Difficult times lie ahead for public service media in Bosnia and Herzegovina, as the national public broadcaster faces possible closure due to political control, a lack of funding and inefficient licence fee collection services.

After a series of setbacks over the past couple of years, the future of the public media sector in Bosnia & Herzegovina is becoming even more unstable and uncertain. Here at PMA, we have taken a closer look and pulled together the latest developments in the country’s troubled public media sector:

  • Temporary suspension: In June last year, we reported about a series of long-standing debts that could have led to the suspension of Bosnian PSB, Bosnia and Herzegovinian Radio and Television (BHRT). However, a last-minute deal with the parliament, which included funding gathered from the licence fees and public funds, kept it on air.

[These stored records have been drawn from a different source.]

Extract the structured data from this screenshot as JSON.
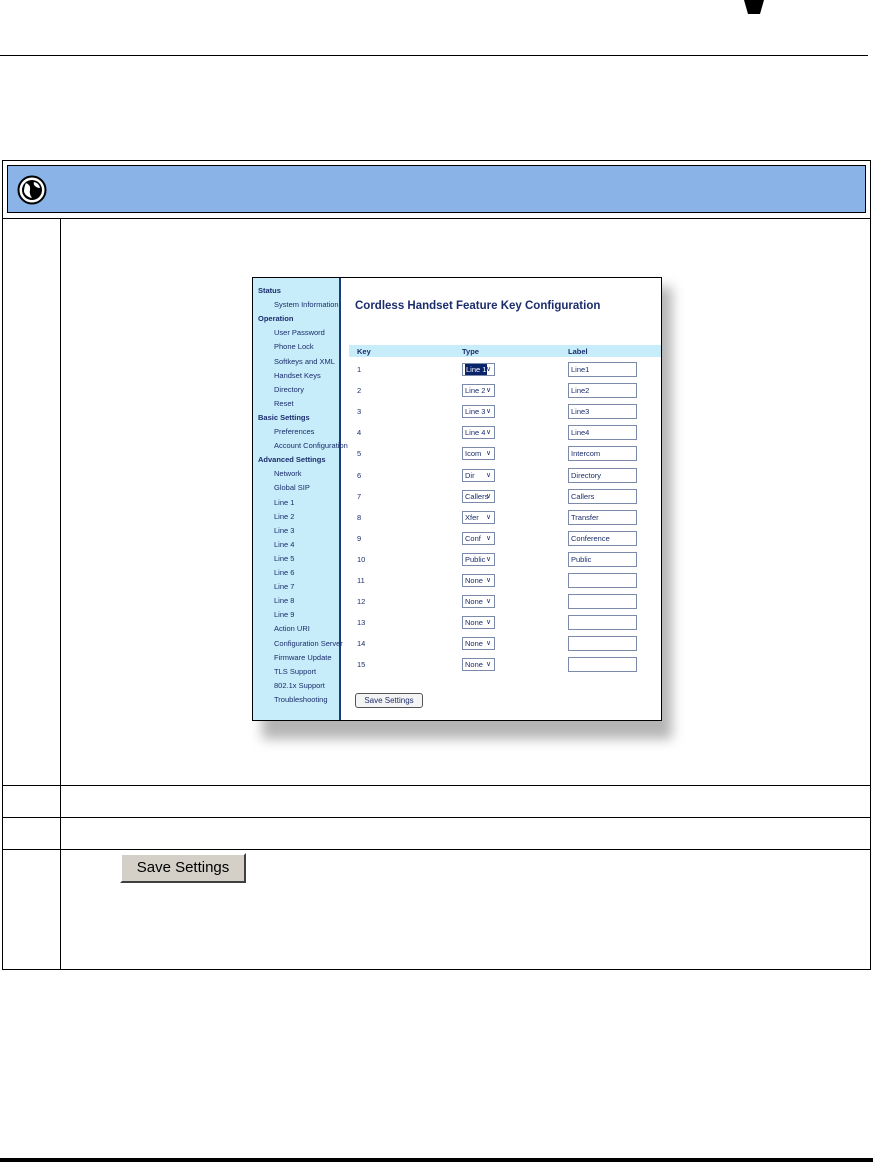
{
  "config_ui": {
    "sidebar": [
      {
        "type": "head",
        "label": "Status"
      },
      {
        "type": "sub",
        "label": "System Information"
      },
      {
        "type": "head",
        "label": "Operation"
      },
      {
        "type": "sub",
        "label": "User Password"
      },
      {
        "type": "sub",
        "label": "Phone Lock"
      },
      {
        "type": "sub",
        "label": "Softkeys and XML"
      },
      {
        "type": "sub",
        "label": "Handset Keys"
      },
      {
        "type": "sub",
        "label": "Directory"
      },
      {
        "type": "sub",
        "label": "Reset"
      },
      {
        "type": "head",
        "label": "Basic Settings"
      },
      {
        "type": "sub",
        "label": "Preferences"
      },
      {
        "type": "sub",
        "label": "Account Configuration"
      },
      {
        "type": "head",
        "label": "Advanced Settings"
      },
      {
        "type": "sub",
        "label": "Network"
      },
      {
        "type": "sub",
        "label": "Global SIP"
      },
      {
        "type": "sub",
        "label": "Line 1"
      },
      {
        "type": "sub",
        "label": "Line 2"
      },
      {
        "type": "sub",
        "label": "Line 3"
      },
      {
        "type": "sub",
        "label": "Line 4"
      },
      {
        "type": "sub",
        "label": "Line 5"
      },
      {
        "type": "sub",
        "label": "Line 6"
      },
      {
        "type": "sub",
        "label": "Line 7"
      },
      {
        "type": "sub",
        "label": "Line 8"
      },
      {
        "type": "sub",
        "label": "Line 9"
      },
      {
        "type": "sub",
        "label": "Action URI"
      },
      {
        "type": "sub",
        "label": "Configuration Server"
      },
      {
        "type": "sub",
        "label": "Firmware Update"
      },
      {
        "type": "sub",
        "label": "TLS Support"
      },
      {
        "type": "sub",
        "label": "802.1x Support"
      },
      {
        "type": "sub",
        "label": "Troubleshooting"
      }
    ],
    "title": "Cordless Handset Feature Key Configuration",
    "columns": {
      "key": "Key",
      "type": "Type",
      "label": "Label"
    },
    "rows": [
      {
        "key": "1",
        "type": "Line 1",
        "label": "Line1",
        "highlight": true
      },
      {
        "key": "2",
        "type": "Line 2",
        "label": "Line2"
      },
      {
        "key": "3",
        "type": "Line 3",
        "label": "Line3"
      },
      {
        "key": "4",
        "type": "Line 4",
        "label": "Line4"
      },
      {
        "key": "5",
        "type": "Icom",
        "label": "Intercom"
      },
      {
        "key": "6",
        "type": "Dir",
        "label": "Directory"
      },
      {
        "key": "7",
        "type": "Callers",
        "label": "Callers"
      },
      {
        "key": "8",
        "type": "Xfer",
        "label": "Transfer"
      },
      {
        "key": "9",
        "type": "Conf",
        "label": "Conference"
      },
      {
        "key": "10",
        "type": "Public",
        "label": "Public"
      },
      {
        "key": "11",
        "type": "None",
        "label": ""
      },
      {
        "key": "12",
        "type": "None",
        "label": ""
      },
      {
        "key": "13",
        "type": "None",
        "label": ""
      },
      {
        "key": "14",
        "type": "None",
        "label": ""
      },
      {
        "key": "15",
        "type": "None",
        "label": ""
      }
    ],
    "save_label": "Save Settings"
  },
  "step_button": {
    "label": "Save Settings"
  },
  "colors": {
    "banner": "#8ab4e8",
    "sidebar": "#c7ecfa",
    "text": "#1b2d6b"
  }
}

  • An appeal to the authorities: The situation however, did not improve and in December 2016, the European Broadcasting Union (EBU) placed level three sanctions on BHRT due to outstanding debts and launched an appeal to Bosnian and Herzegovinian authorities to save the public broadcaster. The financial situation has been caused and exacerbated due to a lack of funding as a result of the deterioration of the licence fee, a weak tax collection system and debts from regional broadcast partners.
  • Struggles with digital transition: As of last year, Bosnia is still struggling to implement and support a digital switchover of its public television, mostly due to political control over the process and the attempt to find cheaper alternatives.

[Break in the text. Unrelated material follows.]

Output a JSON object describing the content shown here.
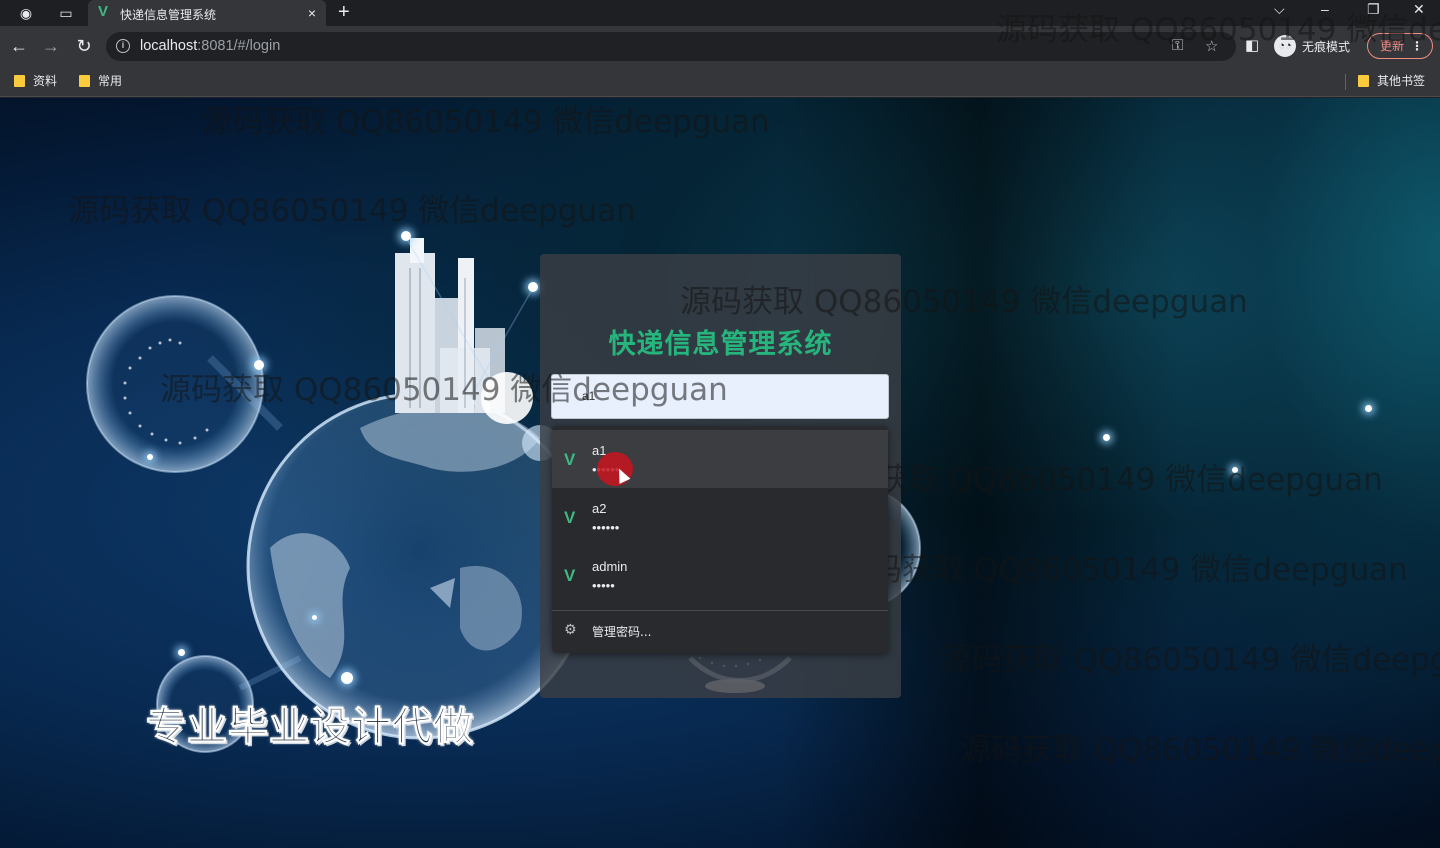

  • A joint appeal: In February, the European Federation of Journalists (EFJ) and the EBU joined with members of the European Parliament to discuss the urgency of supporting public service media and independent journalism in the Balkan Region as a whole, acknowledging the lack of financial independence, old technical means, and tight political control.
  • A matter of funding and lack of independence:  Public service media in the Balkan region has been severely undermined by a lack of efficient license fee collection systems, with some countries likely to opt for state funding. Moreover, parliaments continue to play a key role in the appointment procedures of the region’s broadcasters’ governing bodies. These factors can increase the control the government might exercise on public service media in Bosnia and the Balkan region at large, limiting their independence.
  • Democracy at stake: Early this April, Freedom House reported a general decline in democracy in Bosnia and Herzegovina. According to Balkan Insight, the country “experienced its worst political dysfunction since the war, as demonstrated by the constant derogation of state institutions and mockery of democratic procedures of political leaders”. This has contributed to a deteriorating public media landscape and fuels the ongoing crisis faced by BHRT.
  • Impending closure: The tight financial situation that reached its peak last summer has not given any signs of improvement and may now lead to the complete closure BHRT if the situation continues to worsen, media experts and BHRT employees have warned. The various methods implemented to collect the fees have been unsuccessful and the broadcaster is struggling to pay its debts. Both the EBU and EFJ have warned that a closure would have “a devastating effect, not only on the media system but on a society already split with ethnic divisions”.
  • Limited media freedom: media ownership and transparency in the region are impaired by the absence of rules and formal initiatives aimed at bringing media ownership to light. Many media professionals often cannot launch such initiatives as they would most likely be in contrast with the legal and ethical guidelines established by their profession. Altogether, the transparency of media ownership still relies on the willingness of media professionals to reveal and share relevant details. This scant transparency makes it difficult to notice any influence on editorial policies, offering very fertile ground for political or economic pressures to grow and influence media freedom in the country.

The links above are to original stories, which are not produced by PMA. ‘Focus on PSM’ pulls together stories from regions experiencing periods of heightened debate about the role of public media. PMA does not necessarily endorse these stories nor do they necessarily reflect the view of PMA.